Start-up SevOne tackles severe performance problems

SevOne's appliance helps network managers deal with network and application issues


Start-up launches appliance designed to help enterprise network managers better deal with severe network and application-performance management problems.

Start-up SevOne Tuesday introduced its network- and application-performance management technology that's aimed at giving network managers a less costly, easier-to-install alternative to legacy products.

SevOne, founded in February 2005, unveiled its Performance Appliance Solution (PAS) product that company officials say will help capture performance data for capacity planning or ongoing monitoring and management. (View this and Network World's other Products of the Week.) For instance, midsize-to-large companies might want to use PAS to get a network-performance baseline before they roll out VoIP applications, or have it running to measure how VoIP-application performance is affecting other applications. (Compare application performance-monitoring products.) 

"Customers need an easy way to capture data and apply performance expertise in a repeatable way," says Michael Phelan, president and CEO of the Newark, Del.-based start-up. "We developed a distributed, peer-to-peer architecture for network management that gives us the ability to manage large, complex networks without making it difficult for the customer."
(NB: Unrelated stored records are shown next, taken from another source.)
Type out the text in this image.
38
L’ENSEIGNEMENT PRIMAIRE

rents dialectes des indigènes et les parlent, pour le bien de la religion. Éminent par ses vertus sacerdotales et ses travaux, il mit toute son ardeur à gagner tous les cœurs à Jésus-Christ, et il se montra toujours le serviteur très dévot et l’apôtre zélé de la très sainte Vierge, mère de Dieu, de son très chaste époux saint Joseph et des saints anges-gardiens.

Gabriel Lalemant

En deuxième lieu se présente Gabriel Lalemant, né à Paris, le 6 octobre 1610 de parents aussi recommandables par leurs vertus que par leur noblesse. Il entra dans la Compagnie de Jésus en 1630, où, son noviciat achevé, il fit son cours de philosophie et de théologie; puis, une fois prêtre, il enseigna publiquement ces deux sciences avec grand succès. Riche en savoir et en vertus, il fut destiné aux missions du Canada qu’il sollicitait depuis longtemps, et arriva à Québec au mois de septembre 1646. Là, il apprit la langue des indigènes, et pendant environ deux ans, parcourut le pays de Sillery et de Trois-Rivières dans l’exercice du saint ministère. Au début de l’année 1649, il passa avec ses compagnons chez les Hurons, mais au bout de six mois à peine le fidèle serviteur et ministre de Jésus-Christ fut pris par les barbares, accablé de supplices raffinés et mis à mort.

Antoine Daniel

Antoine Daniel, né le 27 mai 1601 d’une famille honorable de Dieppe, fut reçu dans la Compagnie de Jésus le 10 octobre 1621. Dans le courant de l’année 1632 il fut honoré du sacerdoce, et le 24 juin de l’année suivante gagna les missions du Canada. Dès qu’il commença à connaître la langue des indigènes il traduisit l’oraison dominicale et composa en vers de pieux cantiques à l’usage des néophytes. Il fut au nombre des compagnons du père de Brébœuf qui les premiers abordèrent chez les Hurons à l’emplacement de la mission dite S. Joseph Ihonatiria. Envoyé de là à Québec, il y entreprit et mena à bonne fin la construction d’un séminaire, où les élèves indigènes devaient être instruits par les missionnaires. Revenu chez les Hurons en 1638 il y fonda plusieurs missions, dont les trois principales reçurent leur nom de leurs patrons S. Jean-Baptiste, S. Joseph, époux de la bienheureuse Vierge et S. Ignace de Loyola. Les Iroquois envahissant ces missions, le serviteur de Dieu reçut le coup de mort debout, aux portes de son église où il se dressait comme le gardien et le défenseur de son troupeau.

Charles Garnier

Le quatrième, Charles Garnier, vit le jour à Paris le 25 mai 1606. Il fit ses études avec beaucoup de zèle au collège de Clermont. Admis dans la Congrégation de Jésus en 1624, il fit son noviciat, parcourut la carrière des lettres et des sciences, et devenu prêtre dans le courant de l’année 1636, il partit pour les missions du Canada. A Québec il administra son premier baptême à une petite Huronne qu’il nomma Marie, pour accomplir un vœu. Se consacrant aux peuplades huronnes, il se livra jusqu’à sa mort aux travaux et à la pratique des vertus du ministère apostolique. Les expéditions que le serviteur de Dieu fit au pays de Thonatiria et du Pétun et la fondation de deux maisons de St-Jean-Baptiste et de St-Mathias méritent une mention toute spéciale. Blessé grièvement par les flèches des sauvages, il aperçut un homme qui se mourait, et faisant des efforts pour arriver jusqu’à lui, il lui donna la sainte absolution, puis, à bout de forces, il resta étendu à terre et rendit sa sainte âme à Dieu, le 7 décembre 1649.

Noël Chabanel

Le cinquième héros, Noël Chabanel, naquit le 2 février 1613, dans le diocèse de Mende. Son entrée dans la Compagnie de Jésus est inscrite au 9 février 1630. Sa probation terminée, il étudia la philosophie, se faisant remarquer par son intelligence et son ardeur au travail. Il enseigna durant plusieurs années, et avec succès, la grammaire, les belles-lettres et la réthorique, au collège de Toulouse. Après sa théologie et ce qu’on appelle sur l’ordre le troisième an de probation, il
The company was self-funded until July 2006, when it raised $1.5 million of outside capital in a transaction led by Osage Ventures of Philadelphia. Other investors included John Ryan, the founder of SunGard; Jonathan Brassington, CEO of Liquidhub; Adrian Stone, CEO of Sureplan; and Lawrence Phelan, managing partner of Phelan Hallinan & Schmieg.

SevOne, named after the slang for the "severity one" performance problems network managers face, packages its technology on five appliances that range in capabilities depending on the size of the environment to be managed.

The appliances install in a data center "as close to end users as possible," and capture network traffic data to help customers get a baseline measurement of typical performance in their environment. When performance strays or applications start to hog bandwidth, PAS will alert network managers. (Compare network monitoring and management products.)

The technology uses such standard protocols as SNMP and Cisco's NetFlow to collect network traffic data. SevOne officials say that format enables the appliances to communicate in a peer-to-peer fashion and improves scalability. The appliances use agentless monitoring methods, and a SOAP-based API helps them communicate and determine which appliance should process data and which should report on the results, the vendor says.

"There is a bottleneck in every performance-management product because as you put more collectors on the network, it slows performance down," says SevOne CTO Vess Bakalov, who adds the company competes with products from InfoVista and Concord's eHealth, which is now part of CA's management software portfolio. "Our boxes are both collectors and reporters, and work in a peer-to-peer manner, so the more boxes you have, the faster the data collection and reporting is."

PAS devices cost $25,000 to $165,000 based on how many elements will be managed, and the types and number of appliances to be installed.

SevOne has 26 employees and lists companies such as Comcast, HBO, Credit Suisee, Hawaii Telecom and JPMorgan Chase among its customers.